Intervention de Georges Fenech

Séance en hémicycle du 5 juin 2014 à 21h30
Prévention de la récidive et individualisation des peines — Après l'article 20

Photo issue du site de l'Assemblée nationale ou de WikipediaGeorges Fenech :

L’arrestation vendredi 30 mai 2014 à Marseille de Mehdi Nemmouche, auteur présumé de la tuerie du musée juif de Bruxelles du 24 mai dernier, nous confronte une nouvelle fois, après l’affaire Mohammed Merah, à un type de terrorisme jusque-là inconnu, mené par ce qu’il est convenu d’appeler des « loups solitaires ».

Dans ces deux affaires, deux individus impliqués au début de leur parcours criminel dans des affaires de droit commun ont découvert en prison l’islam radical. À l’occasion d’une sorte de voyage initiatique, Merah et Nemmouche se sont rendus dans des zones de djihad et ont séjourné au milieu de groupes islamistes. Tous deux sont parvenus à entrer en possession d’un véritable arsenal de guerre et mis, s’agissant de Merah – Nemmouche est encore à cette heure présumé innocent – à exécution un projet meurtrier d’une extrême violence en agissant pour l’essentiel, en l’état de nos informations, en solitaire.

Cette manière d’agir rend difficile la détection de l’acte criminel lui-même alors que, dans le cas d’une action concertée, d’une association de malfaiteurs, les menées terroristes, eu égard notamment aux enseignements tirés des attentats du 11 septembre 2001, les actes préparatoires sont plus aisément repérables, ne serait-ce qu’en raison des communications de toutes sortes entre les différents participants.

En revanche, nous comprenons désormais que ces actes terroristes individuels sont la résultante d’un processus parfaitement visible dont les différentes étapes ont souvent été consignées dans des rapports des services de police ou de gendarmerie ou encore de l’administration pénitentiaire, sans que l’on sache toujours comment exploiter efficacement ces alertes pourtant annonciatrices de tragédies comme celles de Toulouse ou de Bruxelles.

En matière de mise en danger d’autrui, est incriminé le fait d’exposer directement autrui à un risque immédiat de mort ou de blessure grave par la violation délibérée d’une obligation de prudence ou de sécurité, ceci avant même le commencement d’exécution du délit d’homicide ou de blessure involontaire. À juste titre, en matière de délinquance routière, le législateur bloque le processus qui va conduire de manière possible ou probable à des conséquences graves pour autrui.

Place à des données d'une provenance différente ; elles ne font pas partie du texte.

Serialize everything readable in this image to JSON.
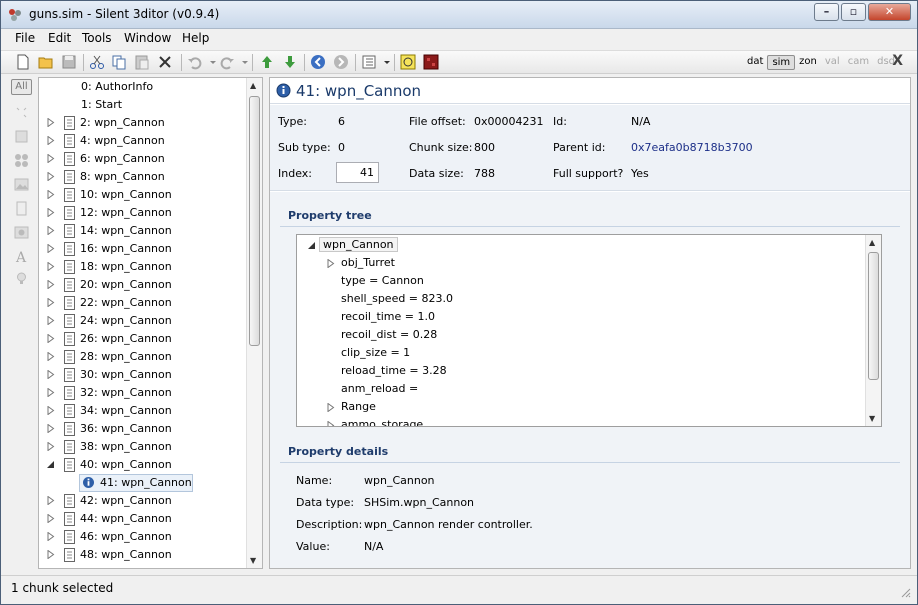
{
  "window": {
    "title": "guns.sim - Silent 3ditor (v0.9.4)"
  },
  "menu": [
    "File",
    "Edit",
    "Tools",
    "Window",
    "Help"
  ],
  "view_modes": [
    {
      "label": "dat",
      "state": "normal"
    },
    {
      "label": "sim",
      "state": "active"
    },
    {
      "label": "zon",
      "state": "normal"
    },
    {
      "label": "val",
      "state": "dim"
    },
    {
      "label": "cam",
      "state": "dim"
    },
    {
      "label": "dsd",
      "state": "dim"
    }
  ],
  "toolbar_close": "X",
  "filter_strip": {
    "all_label": "All"
  },
  "tree": {
    "items": [
      {
        "label": "0: AuthorInfo",
        "kind": "plain"
      },
      {
        "label": "1: Start",
        "kind": "plain"
      },
      {
        "label": "2: wpn_Cannon",
        "kind": "collapsed"
      },
      {
        "label": "4: wpn_Cannon",
        "kind": "collapsed"
      },
      {
        "label": "6: wpn_Cannon",
        "kind": "collapsed"
      },
      {
        "label": "8: wpn_Cannon",
        "kind": "collapsed"
      },
      {
        "label": "10: wpn_Cannon",
        "kind": "collapsed"
      },
      {
        "label": "12: wpn_Cannon",
        "kind": "collapsed"
      },
      {
        "label": "14: wpn_Cannon",
        "kind": "collapsed"
      },
      {
        "label": "16: wpn_Cannon",
        "kind": "collapsed"
      },
      {
        "label": "18: wpn_Cannon",
        "kind": "collapsed"
      },
      {
        "label": "20: wpn_Cannon",
        "kind": "collapsed"
      },
      {
        "label": "22: wpn_Cannon",
        "kind": "collapsed"
      },
      {
        "label": "24: wpn_Cannon",
        "kind": "collapsed"
      },
      {
        "label": "26: wpn_Cannon",
        "kind": "collapsed"
      },
      {
        "label": "28: wpn_Cannon",
        "kind": "collapsed"
      },
      {
        "label": "30: wpn_Cannon",
        "kind": "collapsed"
      },
      {
        "label": "32: wpn_Cannon",
        "kind": "collapsed"
      },
      {
        "label": "34: wpn_Cannon",
        "kind": "collapsed"
      },
      {
        "label": "36: wpn_Cannon",
        "kind": "collapsed"
      },
      {
        "label": "38: wpn_Cannon",
        "kind": "collapsed"
      },
      {
        "label": "40: wpn_Cannon",
        "kind": "expanded"
      },
      {
        "label": "41: wpn_Cannon",
        "kind": "selected"
      },
      {
        "label": "42: wpn_Cannon",
        "kind": "collapsed"
      },
      {
        "label": "44: wpn_Cannon",
        "kind": "collapsed"
      },
      {
        "label": "46: wpn_Cannon",
        "kind": "collapsed"
      },
      {
        "label": "48: wpn_Cannon",
        "kind": "collapsed"
      }
    ]
  },
  "detail": {
    "header": "41: wpn_Cannon",
    "type_label": "Type:",
    "type_value": "6",
    "subtype_label": "Sub type:",
    "subtype_value": "0",
    "index_label": "Index:",
    "index_value": "41",
    "fileoffset_label": "File offset:",
    "fileoffset_value": "0x00004231",
    "chunksize_label": "Chunk size:",
    "chunksize_value": "800",
    "datasize_label": "Data size:",
    "datasize_value": "788",
    "id_label": "Id:",
    "id_value": "N/A",
    "parentid_label": "Parent id:",
    "parentid_value": "0x7eafa0b8718b3700",
    "fullsupport_label": "Full support?",
    "fullsupport_value": "Yes"
  },
  "property_tree": {
    "title": "Property tree",
    "root": "wpn_Cannon",
    "items": [
      {
        "label": "obj_Turret",
        "expandable": true
      },
      {
        "label": "type = Cannon",
        "expandable": false
      },
      {
        "label": "shell_speed = 823.0",
        "expandable": false
      },
      {
        "label": "recoil_time = 1.0",
        "expandable": false
      },
      {
        "label": "recoil_dist = 0.28",
        "expandable": false
      },
      {
        "label": "clip_size = 1",
        "expandable": false
      },
      {
        "label": "reload_time = 3.28",
        "expandable": false
      },
      {
        "label": "anm_reload =",
        "expandable": false
      },
      {
        "label": "Range",
        "expandable": true
      },
      {
        "label": "ammo_storage",
        "expandable": true
      }
    ]
  },
  "property_details": {
    "title": "Property details",
    "name_label": "Name:",
    "name_value": "wpn_Cannon",
    "datatype_label": "Data type:",
    "datatype_value": "SHSim.wpn_Cannon",
    "description_label": "Description:",
    "description_value": "wpn_Cannon render controller.",
    "value_label": "Value:",
    "value_value": "N/A"
  },
  "status": {
    "text": "1 chunk selected"
  }
}
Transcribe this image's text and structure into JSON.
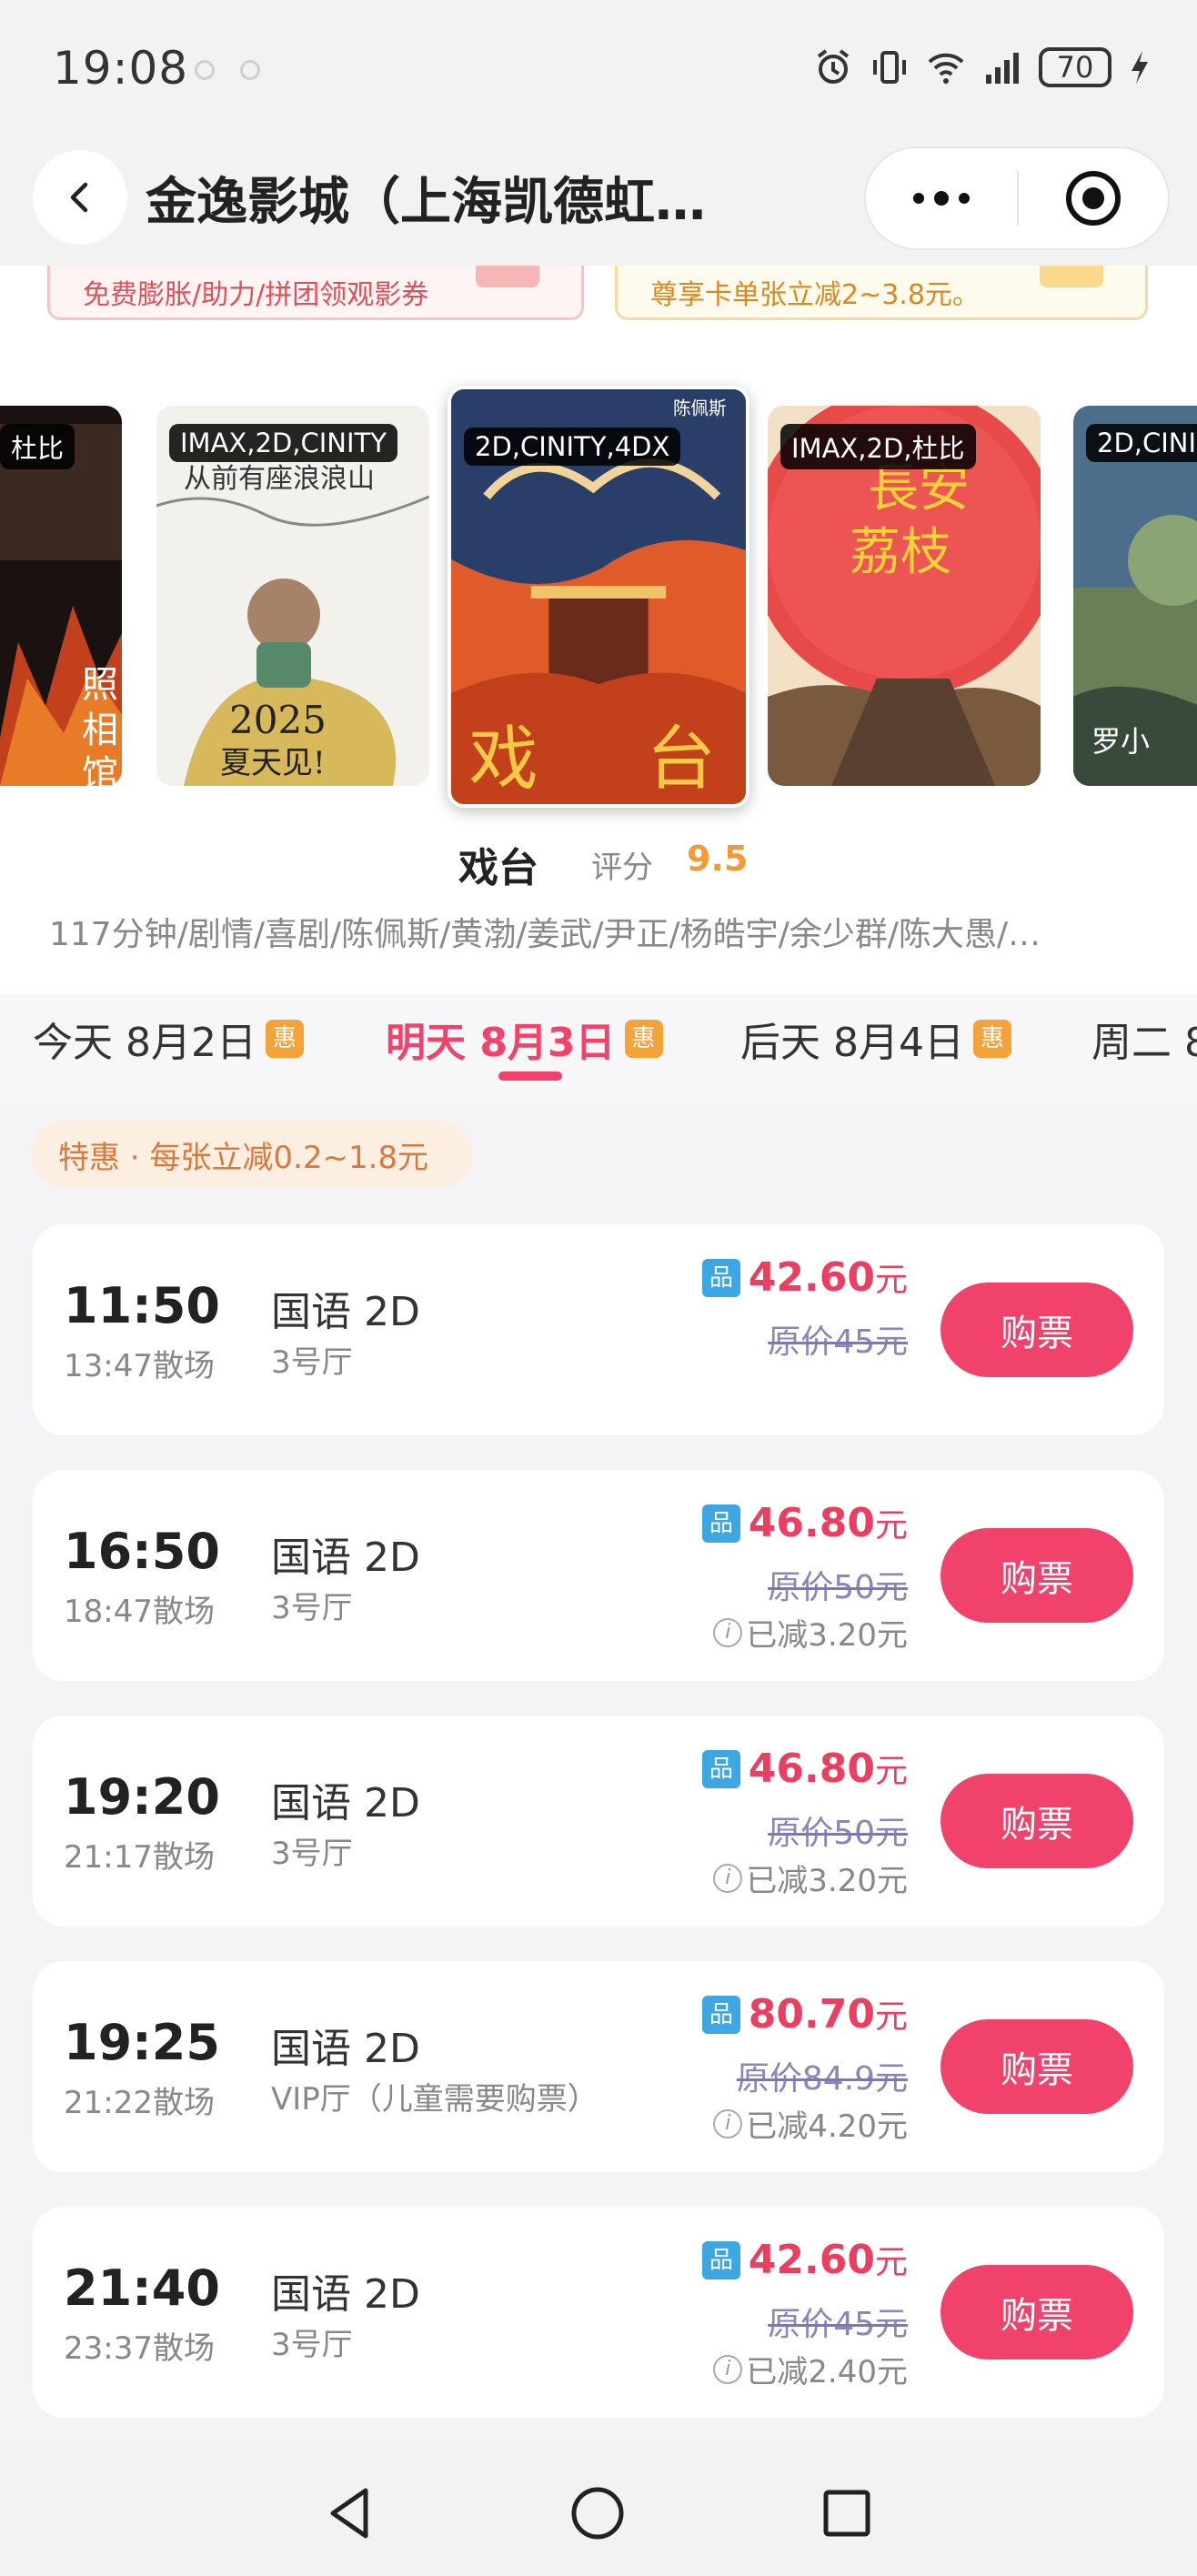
{
  "status_bar": {
    "time": "19:08",
    "battery": "70"
  },
  "header": {
    "title": "金逸影城（上海凯德虹…"
  },
  "promos": [
    {
      "text": "免费膨胀/助力/拼团领观影券"
    },
    {
      "text": "尊享卡单张立减2~3.8元。"
    }
  ],
  "posters": [
    {
      "tag": "杜比",
      "title": "照相馆"
    },
    {
      "tag": "IMAX,2D,CINITY",
      "title": "从前有座浪浪山",
      "subtitle": "2025 夏天见!"
    },
    {
      "tag": "2D,CINITY,4DX",
      "title": "戏台",
      "director": "陈佩斯"
    },
    {
      "tag": "IMAX,2D,杜比",
      "title": "长安的荔枝"
    },
    {
      "tag": "2D,CINI",
      "title": "罗小黑"
    }
  ],
  "movie": {
    "name": "戏台",
    "rating_label": "评分",
    "rating": "9.5",
    "meta": "117分钟/剧情/喜剧/陈佩斯/黄渤/姜武/尹正/杨皓宇/余少群/陈大愚/…"
  },
  "date_tabs": [
    {
      "label": "今天 8月2日",
      "badge": "惠"
    },
    {
      "label": "明天 8月3日",
      "badge": "惠",
      "active": true
    },
    {
      "label": "后天 8月4日",
      "badge": "惠"
    },
    {
      "label": "周二 8"
    }
  ],
  "discount": "特惠 · 每张立减0.2~1.8元",
  "showtimes": [
    {
      "time": "11:50",
      "end": "13:47散场",
      "lang": "国语 2D",
      "hall": "3号厅",
      "badge": "品",
      "price": "42.60",
      "unit": "元",
      "original": "原价45元",
      "saved": ""
    },
    {
      "time": "16:50",
      "end": "18:47散场",
      "lang": "国语 2D",
      "hall": "3号厅",
      "badge": "品",
      "price": "46.80",
      "unit": "元",
      "original": "原价50元",
      "saved": "已减3.20元"
    },
    {
      "time": "19:20",
      "end": "21:17散场",
      "lang": "国语 2D",
      "hall": "3号厅",
      "badge": "品",
      "price": "46.80",
      "unit": "元",
      "original": "原价50元",
      "saved": "已减3.20元"
    },
    {
      "time": "19:25",
      "end": "21:22散场",
      "lang": "国语 2D",
      "hall": "VIP厅（儿童需要购票）",
      "badge": "品",
      "price": "80.70",
      "unit": "元",
      "original": "原价84.9元",
      "saved": "已减4.20元"
    },
    {
      "time": "21:40",
      "end": "23:37散场",
      "lang": "国语 2D",
      "hall": "3号厅",
      "badge": "品",
      "price": "42.60",
      "unit": "元",
      "original": "原价45元",
      "saved": "已减2.40元"
    }
  ],
  "buy_label": "购票",
  "colors": {
    "accent": "#f0426a",
    "rating": "#f29a38",
    "badge_orange": "#f4a23a",
    "badge_blue": "#3da7e4"
  }
}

Dans ce terrorisme des « loups solitaires », la société tout entière doit faire face à des dérives parfaitement repérables en amont, qui créent un risque, indéterminé dans son contenu mais réel dans son principe, pour l’intégrité et la sécurité de milliers d’innocents. Le présent amendement a donc pour finalité de combler le vide juridique que tout un chacun ressent et de créer un nouveau délit de mise en danger terroriste lorsque différents actes délibérés ont été commis par une personne déjà connue pour crime ou pour délit laissant craindre la commission ultérieure d’actes de terrorisme.

Dans les faits, cette nouvelle incrimination permettrait l’ouverture d’une information judiciaire et l’utilisation de moyens juridiques plus coercitifs tels que les écoutes téléphoniques ou la surveillance, qui permettraient d’intercepter un candidat au terrorisme.